En effet, les pas soupçonnés devinrent un bruit manifeste, le feuillage s’ouvrit, et de Saint-Aignan parut, l’œil riant et la main étendue, surprenant chacun dans la position où il était : c’est-à-dire Malicorne sur son arbre et le cou tendu, Montalais sur son échelon et collée à l’échelle, Manicamp à terre et le pied en avant, prêt à se mettre en route.

— Eh ! bonsoir, Manicamp, dit le comte, soyez le bienvenu, cher ami ; vous nous manquiez ce soir, et l’on vous demandait. Mademoiselle de Montalais, votre… très-humble serviteur !

Montalais rougit.

— Ah ! mon Dieu ! balbutia-t-elle en cachant sa tête dans ses deux mains.

— Mademoiselle, dit de Saint-Aignan, rassurez-vous ; je connais toute votre innocence, et j’en rendrai bon compte. Manicamp, suivez-moi. Charmille, carrefour et labyrinthe me connaissent ; je serai votre Ariane. Hein ! voilà votre nom mythologique retrouvé.
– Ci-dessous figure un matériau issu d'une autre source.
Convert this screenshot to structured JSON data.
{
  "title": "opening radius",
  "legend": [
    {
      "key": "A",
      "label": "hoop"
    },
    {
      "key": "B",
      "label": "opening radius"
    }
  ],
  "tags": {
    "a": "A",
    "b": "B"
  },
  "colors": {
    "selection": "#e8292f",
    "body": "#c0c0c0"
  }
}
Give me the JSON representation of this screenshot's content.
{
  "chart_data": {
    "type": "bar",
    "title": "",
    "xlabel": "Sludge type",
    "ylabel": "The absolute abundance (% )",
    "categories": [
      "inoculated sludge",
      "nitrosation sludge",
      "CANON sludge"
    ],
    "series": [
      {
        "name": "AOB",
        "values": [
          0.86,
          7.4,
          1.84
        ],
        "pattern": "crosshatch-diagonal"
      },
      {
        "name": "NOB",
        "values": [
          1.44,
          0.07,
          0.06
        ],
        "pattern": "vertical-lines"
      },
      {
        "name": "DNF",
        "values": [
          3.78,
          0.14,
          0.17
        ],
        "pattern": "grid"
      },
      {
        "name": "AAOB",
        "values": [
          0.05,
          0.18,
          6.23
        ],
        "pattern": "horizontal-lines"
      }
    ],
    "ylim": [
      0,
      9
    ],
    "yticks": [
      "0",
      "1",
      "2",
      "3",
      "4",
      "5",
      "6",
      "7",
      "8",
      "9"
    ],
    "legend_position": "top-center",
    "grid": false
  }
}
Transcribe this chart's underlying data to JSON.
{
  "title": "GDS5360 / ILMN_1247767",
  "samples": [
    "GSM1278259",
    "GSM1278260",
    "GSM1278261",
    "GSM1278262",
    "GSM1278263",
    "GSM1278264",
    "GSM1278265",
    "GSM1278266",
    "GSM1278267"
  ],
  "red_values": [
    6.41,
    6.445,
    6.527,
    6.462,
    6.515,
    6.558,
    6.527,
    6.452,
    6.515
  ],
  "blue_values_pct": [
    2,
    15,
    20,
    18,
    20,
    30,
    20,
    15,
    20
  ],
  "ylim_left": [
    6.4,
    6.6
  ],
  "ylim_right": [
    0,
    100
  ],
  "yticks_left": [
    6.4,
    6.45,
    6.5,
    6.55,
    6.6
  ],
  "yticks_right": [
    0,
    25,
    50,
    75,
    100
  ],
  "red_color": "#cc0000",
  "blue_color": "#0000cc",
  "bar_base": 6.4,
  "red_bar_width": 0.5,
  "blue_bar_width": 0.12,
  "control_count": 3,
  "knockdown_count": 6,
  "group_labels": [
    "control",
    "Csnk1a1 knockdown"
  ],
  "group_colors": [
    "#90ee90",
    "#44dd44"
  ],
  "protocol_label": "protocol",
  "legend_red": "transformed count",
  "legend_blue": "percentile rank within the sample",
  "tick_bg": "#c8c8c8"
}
— C’est ma foi ! vrai, comte, merci !

— Mais, par la même occasion, comte, dit Montalais, emmenez aussi M. Malicorne.

— Non pas, non pas, dit Malicorne. M. Manicamp a causé avec vous tant qu’il a voulu ; à mon tour, s’il vous plaît, Mademoiselle ; j’ai, de mon côté, une multitude de choses à vous dire concernant notre avenir.

— Vous entendez, dit le comte en riant ; demeurez avec lui, Mademoiselle. Ne savez-vous pas que cette nuit est la nuit aux secrets.

Et, prenant le bras de Manicamp, le comte l’emmena d’un pas rapide dans la direction du chemin que Montalais connaissait si bien et indiquait si mal.

Montalais les suivit des yeux aussi longtemps qu’elle put les apercevoir.


CXXIV

COMMENT MALICORNE AVAIT ÉTÉ DÉLOGÉ DE L’HÔTEL DU BEAU-PAON.


Pendant que Montalais suivait des yeux le comte et Manicamp, Malicorne avait profité de la distraction de la jeune fille pour se faire une position plus tolérable.

Quand elle se retourna, cette différence qui s’était faite dans la position de Malicorne frappa donc immédiatement ses yeux.

Malicorne était assis comme une manière de singe, le derrière sur le mur, les pieds sur le premier échelon.

Les pampres sauvages et les chèvrefeuilles le coiffaient comme un faune, les torsades de la vigne vierge figuraient assez bien ses pieds de bouc.

Quant à Montalais, rien ne lui manquait pour qu’on pût la prendre pour une dryade accomplie.

— Oh ! dit-elle en remontant un échelon, me rendez-vous malheureuse, me persécutez-vous assez, tyran que vous êtes !

— Moi ? fit Malicorne, moi, un tyran ?

— Oui, vous me compromettez sans cesse, monsieur Malicorne ; vous êtes un monstre de méchanceté.